‘Do you notice any absent voices here?’ Photo: by CHUTTERSNAP on Unsplash
Who says? Nicola Grove asks Friends to listen to marginalised voices
‘For me, a “but” in this context is acceptable.’
I was recently in a meeting about how to promote the stories of marginalised people. We were focusing on disability. Family members were prominent, sharing moving and often uplifting accounts of personal connections. But I was struck by the absence of the individuals themselves. We were hearing the stories of their allies, but were these the stories that they themselves would want to tell?
Later, I visited a wonderful exhibition about displacement. It showcased powerful artworks dating back to the Spanish civil war. The curator drew attention to one disturbing charcoal sketch of refugees. It risked dehumanising them, she said, by presenting them as a faceless mass. What would displaced people themselves think? We don’t know, because nobody had thought to ask.
How do people feel about being seen as vulnerable victims? What do they think about the programmes we run, which we are certain are vital to their survival? What do they want us to do? Have we asked?

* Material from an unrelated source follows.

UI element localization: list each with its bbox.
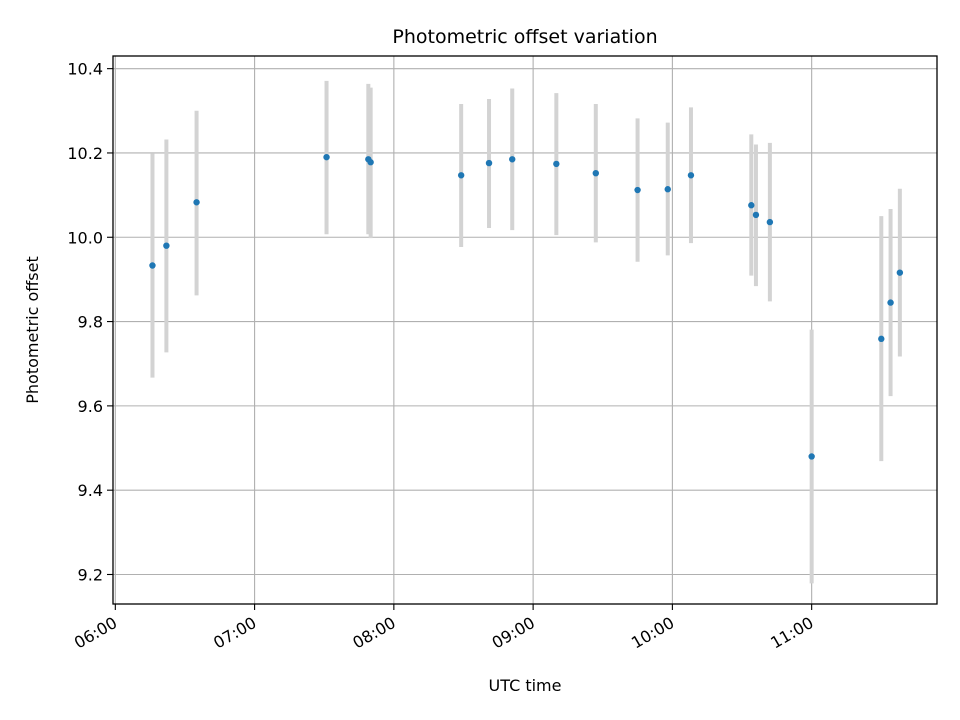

As I have been considering this, I have been reading through Quaker responses to the situation in Palestine. Strong statements and letters have been written in our name. For years now, the letters page in this magazine has provided contrasting views about whether criticism of Israel is de facto antisemitism. Elsewhere in the Friend recently, Keith Braithwaite suggested that perhaps war crimes are not something we should focus on, since all war is a violation (‘Hold your peace’, 21 February). He says we shouldn’t qualify arguments with a ‘but’. The inferences are clear: we need to question our ‘progressive’ stance on, say, settler colonialism, on self determination, and on any ideas that Hamas might be an evolving, complex, multifaceted organisation. For me, a ‘but’ in this context is acceptable. More recently, we are told that to invite a leading campaigner and politician to give the Salter Lecture as part of Yearly Meeting would be to risk accusations of antisemitism and damage Friends’ reputation (see News).
Do you notice any absent voices here?
I will leave the final words to Isaac Munther, a pastor from Bethlehem. Astonishingly, no Quaker outlets publicised his Christmas sermon ‘Christ under the Rubble’, nor covered his visit to London in February, apart from a link in a recent newsletter to one minute of a candlelit vigil. Perhaps his words are too dangerous for Friends to hear, because they challenge our comfortable thinking that as Quakers we are principled, impartial, and peaceloving. And that this stance is enough, quite enough, to prove how much we are suffering on behalf of others.
This is not about ‘praying for peace’, ‘raising concern’, or ‘sending support’. Piety, religiosity, true spirituality means active participation in loosing the bonds of injustice, letting the oppressed go free, and breaking every yoke. This is active solidarity, this is action.